As Lições do Juiz Brasileiro Na Omc

Célia de Gouvêa Franco, De São Paulo

Entrevista Luiz Olavo Baptista sugere que o Brasil adote a simplicidade seguida no organismo internacional
Aos 64 anos, 40 desde que se formou em direito, uma lista de títulos e cargos importantes – a começar pelo fato de fazer parte do exclusivo grupo de sete juízes do órgão de apelação da Organização Mundial do Comércio (OMC) -, Luiz Olavo Baptista posa para a fotografia que ilustra esta página em mangas de camisa, sem a pompa e a formalidade que normalmente se associa aos advogados. E diz que um das principais lições que aprendeu em seu trabalho na OMC, iniciado em dezembro de 2001, é a busca da simplicidade, seja nas relações de trabalho seja nas estruturas. Crítico ao formalismo que impera no mundo da advocacia, ele comenta também a imagem do Brasil na OMC e a “esclerose cultural” do país.

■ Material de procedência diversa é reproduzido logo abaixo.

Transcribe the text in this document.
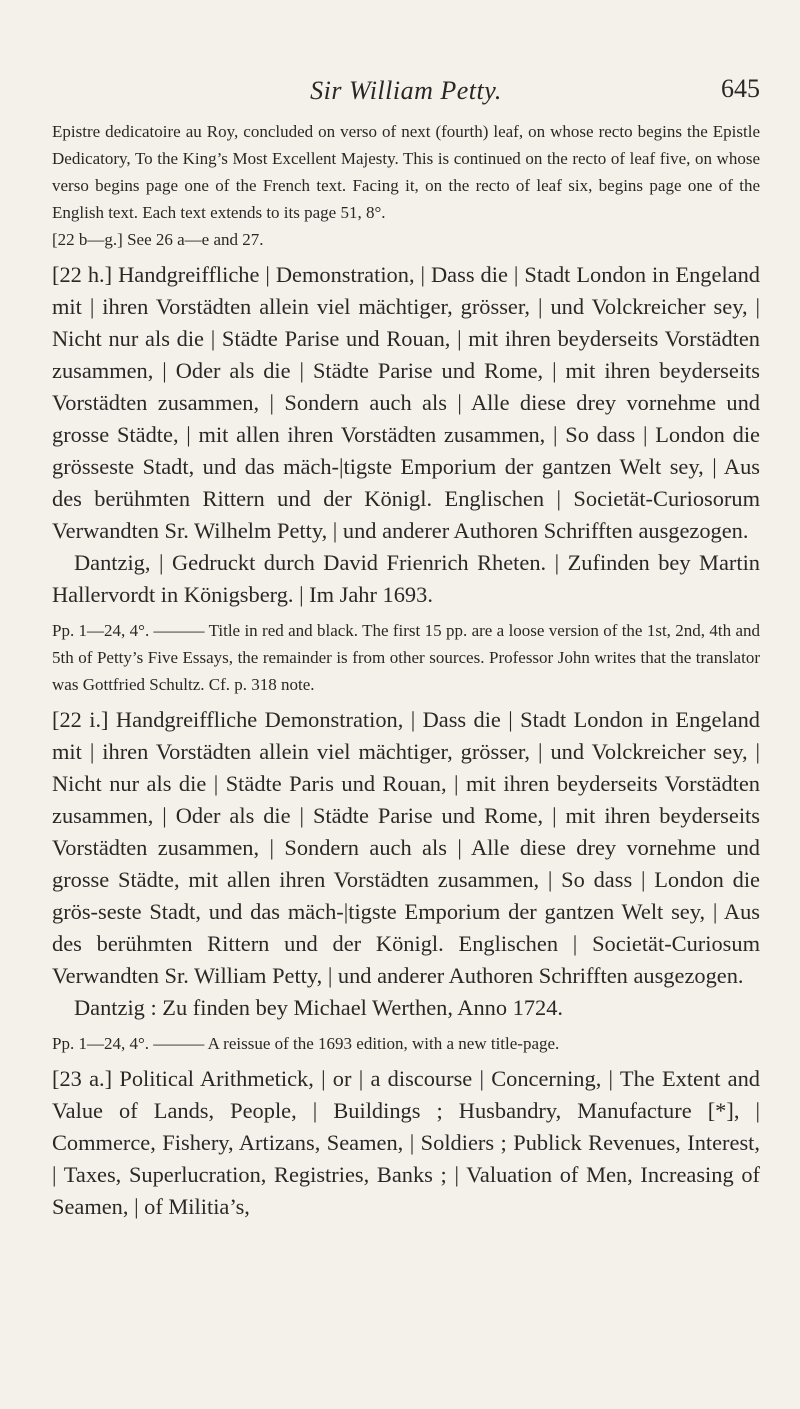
Sir William Petty.	645

Epistre dedicatoire au Roy, concluded on verso of next (fourth) leaf, on whose recto begins the Epistle Dedicatory, To the King’s Most Excellent Majesty. This is continued on the recto of leaf five, on whose verso begins page one of the French text. Facing it, on the recto of leaf six, begins page one of the English text. Each text extends to its page 51, 8°.

[22 b—g.] See 26 a—e and 27.

[22 h.] Handgreiffliche | Demonstration, | Dass die | Stadt London in Engeland mit | ihren Vorstädten allein viel mächtiger, grösser, | und Volckreicher sey, | Nicht nur als die | Städte Parise und Rouan, | mit ihren beyderseits Vorstädten zusammen, | Oder als die | Städte Parise und Rome, | mit ihren beyderseits Vorstädten zusammen, | Sondern auch als | Alle diese drey vornehme und grosse Städte, | mit allen ihren Vorstädten zusammen, | So dass | London die grösseste Stadt, und das mäch-|tigste Emporium der gantzen Welt sey, | Aus des berühmten Rittern und der Königl. Englischen | Societät-Curiosorum Verwandten Sr. Wilhelm Petty, | und anderer Authoren Schrifften ausgezogen.

Dantzig, | Gedruckt durch David Frienrich Rheten. | Zufinden bey Martin Hallervordt in Königsberg. | Im Jahr 1693.

Pp. 1—24, 4°. ——— Title in red and black. The first 15 pp. are a loose version of the 1st, 2nd, 4th and 5th of Petty’s Five Essays, the remainder is from other sources. Professor John writes that the translator was Gottfried Schultz. Cf. p. 318 note.

[22 i.] Handgreiffliche Demonstration, | Dass die | Stadt London in Engeland mit | ihren Vorstädten allein viel mächtiger, grösser, | und Volckreicher sey, | Nicht nur als die | Städte Paris und Rouan, | mit ihren beyderseits Vorstädten zusammen, | Oder als die | Städte Parise und Rome, | mit ihren beyderseits Vorstädten zusammen, | Sondern auch als | Alle diese drey vornehme und grosse Städte, mit allen ihren Vorstädten zusammen, | So dass | London die grös-seste Stadt, und das mäch-|tigste Emporium der gantzen Welt sey, | Aus des berühmten Rittern und der Königl. Englischen | Societät-Curiosum Verwandten Sr. William Petty, | und anderer Authoren Schrifften ausgezogen.

Dantzig : Zu finden bey Michael Werthen, Anno 1724.

Pp. 1—24, 4°. ——— A reissue of the 1693 edition, with a new title-page.

[23 a.] Political Arithmetick, | or | a discourse | Concerning, | The Extent and Value of Lands, People, | Buildings ; Husbandry, Manufacture [*], | Commerce, Fishery, Artizans, Seamen, | Soldiers ; Publick Revenues, Interest, | Taxes, Superlucration, Registries, Banks ; | Valuation of Men, Increasing of Seamen, | of Militia’s,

Professor de direito do comércio internacional da USP, Baptista passa a maior parte do seu tempo fora do Brasil – e em aeroportos, lendo livros de ficção. As leituras de trabalho, ele faz em lugares onde não corre risco de alguém aproveitar para dar uma olhada. As viagens são para atender à demanda do seu posto na OMC, mas também por causa de outras funções, como a de árbitro em casos internacionais. Recentemente, ele atuou em uma disputa entre o governo argentino e uma empresa americana. No passado, trabalhou como consultor do centro das corporações transnacionais da Organização das Nações Unidas e para vários países, como Angola e Tailândia, aconselhando sobre a legislação para investimentos externos. A seguir os principais pontos da entrevista:

Valor: O que o sr. aprendeu na sua experiência como juiz da OMC?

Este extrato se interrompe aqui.